Kian seru dan rusuh saat seorang waria pengamen muncul. Saya sempat melihat ia bengong sejenak karena begitu masuk gerbong kami, semua orang tampak mengobrol akrab sambil tertawa-tawa meriah.
Yang tentu saja semua makin tertawa-tawa setelah si waria pengamen mulai beraksi. Orang-orang 'kan kaget karena tiba-tiba ada yang menyanyi dengan suara sengau manjalita.
Untunglah walaupun sembari cengengesan, banyak yang memberikan uang receh. Termasuk si bapak berkumis di kursi sebelah.
Nah. Saat si bapak memberikan uang itu terjadi hal kocak. Maksudnya mungkin tidak mau mengganggu si waria pengamen yang tengah asyik memetik senar kotak kayunya sambil bernyanyi. Jadi, uang bukan diulurkan ke tangan si waria melainkan langsung hendak dimasukkan ke tas kecil yang tergantung di lehernya.
Namun, apes. Sampai diulang beberapa kali tidak kunjung bisa. Mungkin karena lubang bukaan tas terlalu sempit.
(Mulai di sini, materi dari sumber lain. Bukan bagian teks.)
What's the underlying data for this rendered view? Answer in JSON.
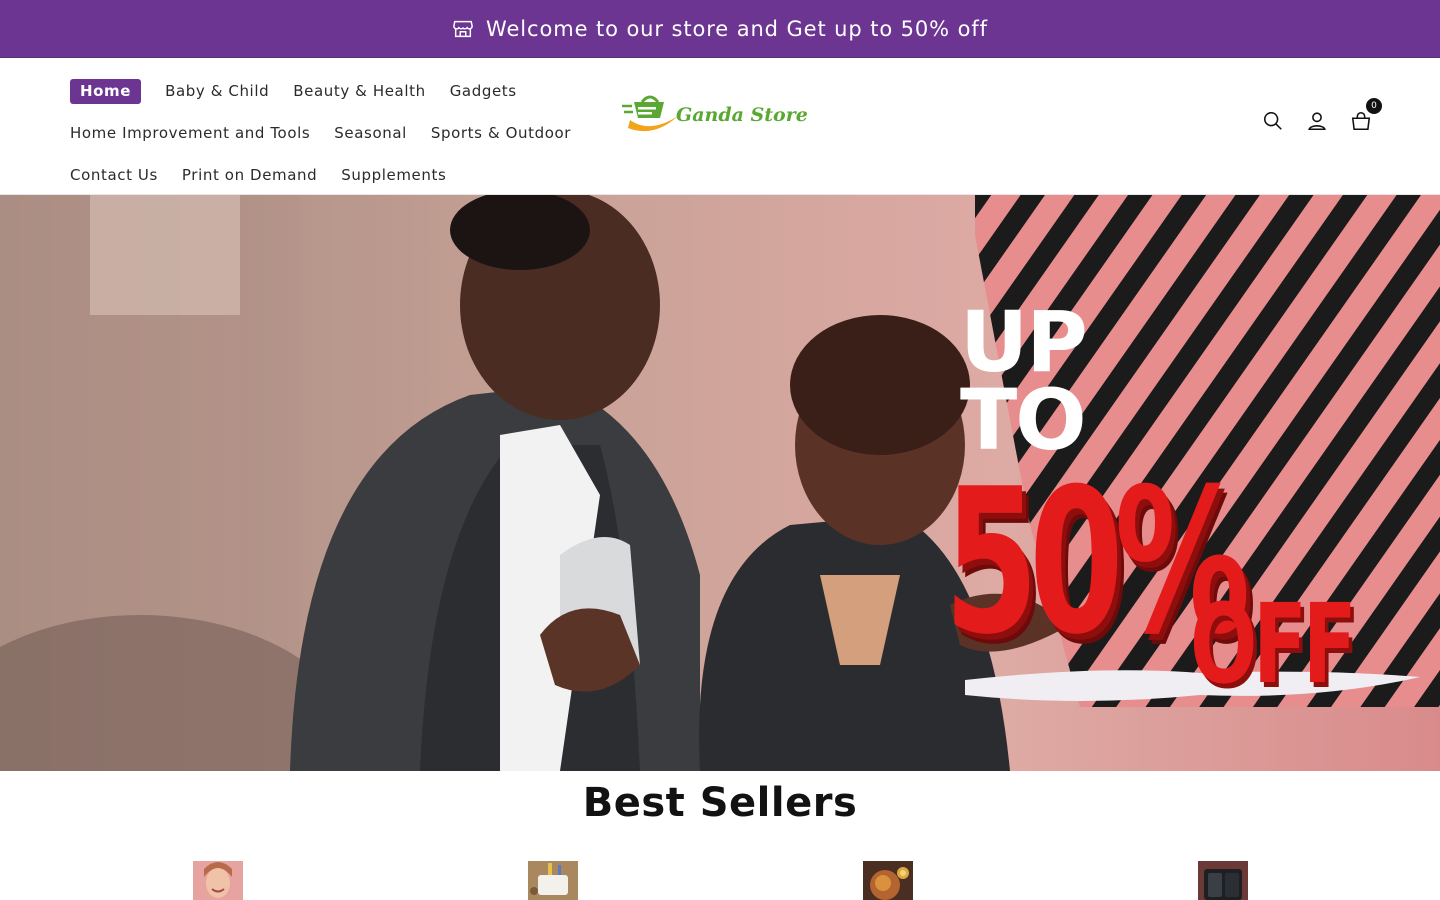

Masih pula ketambahan guncangan kereta api dan goyangan badan si waria.
Saya dan teman-teman beserta orang-orang yang duduk di dekat si bapak berkumis pun tertawa geli melihatnya. Automatis tawa tersebut meledak ketika si waria pengamen berkata keras-keras, "Aduh, Om. Di sini lho, lubangnya. Masak dari tadi enggak bisa-bisa, sih?"
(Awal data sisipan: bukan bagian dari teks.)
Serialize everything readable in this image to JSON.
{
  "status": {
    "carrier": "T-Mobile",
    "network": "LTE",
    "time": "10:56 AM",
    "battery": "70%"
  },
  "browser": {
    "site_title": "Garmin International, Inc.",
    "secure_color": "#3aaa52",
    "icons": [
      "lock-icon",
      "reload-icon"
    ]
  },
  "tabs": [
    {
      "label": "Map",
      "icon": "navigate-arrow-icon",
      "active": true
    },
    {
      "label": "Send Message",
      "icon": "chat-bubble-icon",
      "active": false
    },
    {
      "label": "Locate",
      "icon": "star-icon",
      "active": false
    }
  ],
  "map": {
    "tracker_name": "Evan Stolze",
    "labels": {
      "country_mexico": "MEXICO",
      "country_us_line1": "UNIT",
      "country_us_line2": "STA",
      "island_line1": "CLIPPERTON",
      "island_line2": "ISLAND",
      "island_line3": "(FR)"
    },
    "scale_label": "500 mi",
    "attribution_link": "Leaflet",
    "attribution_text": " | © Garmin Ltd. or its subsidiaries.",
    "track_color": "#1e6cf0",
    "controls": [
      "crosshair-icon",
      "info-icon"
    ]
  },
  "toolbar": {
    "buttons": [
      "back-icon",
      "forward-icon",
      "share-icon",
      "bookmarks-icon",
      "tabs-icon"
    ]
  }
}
Sudah pasti gaya dan cara bicaranya kecentilan. Plus jahil kemayu mengoda-goda si bapak berkumis. Membuat yang bersangkutan mati kutu.
Atraksi gokil itu berakhir di Stasiun Purwokerto. Seiring dengan turunnya si waria pengamen di situ. Tak lupa ia berpamitan secara formal, lengkap dengan melambai-lambaikan tangan segala. O la la! Tampaknya ia mulai merasa ada ikatan batin dengan kami.
Beberapa stasiun setelah Stasiun Purwokerto, si bapak berkumis turun. Saya lupa nama stasiunnya. Yang jelas sebuah stasiun kecil. Dari situ ia bilang harus naik bus lagi untuk sampai ke rumahnya.
Alhasil, makin ke timur makin banyak yang turun. Sebagian isi gerbong sudah berganti. Perjalanan pun kembali normal. Kehirukpikukan selesai, tetapi kesannya tak pernah terhapus dari ingatan saya. Hingga sekarang.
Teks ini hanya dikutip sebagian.